Das ist krass, vor allem, wenn wir uns vor Augen halten, was das Beste für die kindliche Entwicklung ist. Das sind gesunde zwischenmenschliche Beziehungen, sowohl in qualitativer als auch quantitativer Form. Was Kinder dadurch entwickeln können? Einen gesunden Umgang mit Gefühlen, einen Umgang mit herausfordernden Situationen. Wir können unsere soziale Intelligenz, unser Zugehörigkeitsgefühl entwickeln, wenn wir miteinander agieren. Je kleiner das Gehirn ist bzw. je früher in der Entwicklungsphase man mit digitalen Medien startet, desto vulnerabler sind Kinder.
Das heißt, je früher wir anfangen, digitale Medien zu nutzen, desto schädlicher kann es für unsere Kinder sein. Beispielsweise kann die Sprachentwicklung nicht so stattfinden, wie es nötig ist. Kinder lernen viel, viel besser in der Interaktion. Das merkt man ja auch für sich selbst als Erwachsener. Wo lerne ich eine Sprache am schnellsten und am besten? Wenn ich in ein anderes Land reise und mit den Menschen spreche.

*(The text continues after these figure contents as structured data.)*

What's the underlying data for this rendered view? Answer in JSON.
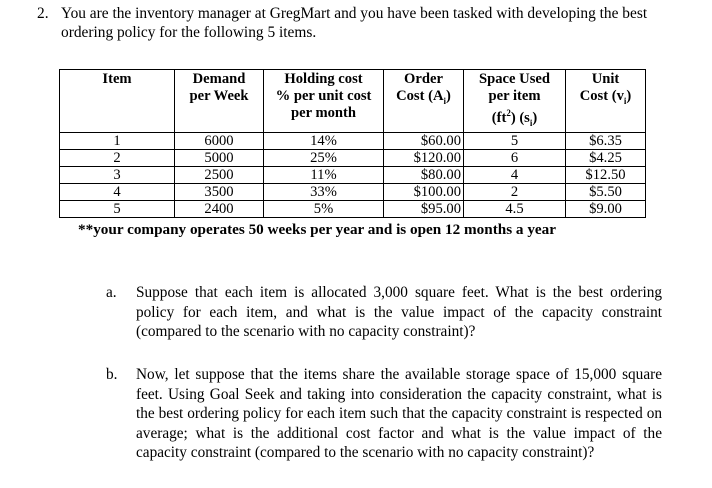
{
  "question": {
    "number": "2.",
    "intro": "You are the inventory manager at GregMart and you have been tasked with developing the best ordering policy for the following 5 items."
  },
  "table": {
    "headers": {
      "item": "Item",
      "demand_l1": "Demand",
      "demand_l2": "per Week",
      "holding_l1": "Holding cost",
      "holding_l2": "% per unit cost",
      "holding_l3": "per month",
      "order_l1": "Order",
      "order_l2": "Cost (A",
      "order_sub": "i",
      "order_end": ")",
      "space_l1": "Space Used",
      "space_l2": "per item",
      "space_l3a": "(ft",
      "space_sup": "2",
      "space_l3b": ") (s",
      "space_sub": "i",
      "space_end": ")",
      "unit_l1": "Unit",
      "unit_l2": "Cost (v",
      "unit_sub": "i",
      "unit_end": ")"
    },
    "rows": [
      {
        "item": "1",
        "demand": "6000",
        "holding": "14%",
        "order": "$60.00",
        "space": "5",
        "unit": "$6.35"
      },
      {
        "item": "2",
        "demand": "5000",
        "holding": "25%",
        "order": "$120.00",
        "space": "6",
        "unit": "$4.25"
      },
      {
        "item": "3",
        "demand": "2500",
        "holding": "11%",
        "order": "$80.00",
        "space": "4",
        "unit": "$12.50"
      },
      {
        "item": "4",
        "demand": "3500",
        "holding": "33%",
        "order": "$100.00",
        "space": "2",
        "unit": "$5.50"
      },
      {
        "item": "5",
        "demand": "2400",
        "holding": "5%",
        "order": "$95.00",
        "space": "4.5",
        "unit": "$9.00"
      }
    ]
  },
  "note": "**your company operates 50 weeks per year and is open 12 months a year",
  "parts": [
    {
      "label": "a.",
      "text": "Suppose that each item is allocated 3,000 square feet. What is the best ordering policy for each item, and what is the value impact of the capacity constraint (compared to the scenario with no capacity constraint)?"
    },
    {
      "label": "b.",
      "text": "Now, let suppose that the items share the available storage space of 15,000 square feet. Using Goal Seek and taking into consideration the capacity constraint, what is the best ordering policy for each item such that the capacity constraint is respected on average; what is the additional cost factor and what is the value impact of the capacity constraint (compared to the scenario with no capacity constraint)?"
    }
  ]
}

Wir haben verschiedene Entwicklungsstufen, und je früher Kinder mit übermäßiger Bildschirmnutzung in Berührung kommen, desto schwerer wiegen die Aufmerksamkeitsprobleme. Es gibt soziale Kompetenzen, die sich dann nicht weiterentwickeln können. Am Ende legt man die neuronale Grundlage für Suchtverhalten. Wenn ich sehr früh Medien konsumiere, mein Dopaminsystem daran gewöhne, kann ich davon süchtig werden.
Es gibt mittlerweile ziemlich eindeutige Studien dazu, dass die Gefahr, an Depression oder einer Angststörung zu erkranken, weil ich sehr frühzeitig intensiv Medien genutzt habe, um ein Vielfaches steigt. Das sind alles Sachen, die dafür sprechen, unsere Kinder von digitalen Medien mehr zu schützen.

Aber wenn man diese Statistiken kennt, wieso kommen Kinder dann trotzdem so früh mit Medien in Kontakt? Wieso geben Eltern ihren Kindern dann Tablet oder Smartphone?
Da gibt es ganz viele Gründe. Zum einen gibt es kein echtes Bewusstsein über das eigene Mediennutzungsverhalten. Wenn ich selber mein Handy viel nutze, meine Bildschirmzeit bei über zweieinhalb Stunden liegt, dann ist klar, dass ich das nicht als Gefahr für mein Kind ansehe. Ich merke ja an mir, dass das alles easy ist.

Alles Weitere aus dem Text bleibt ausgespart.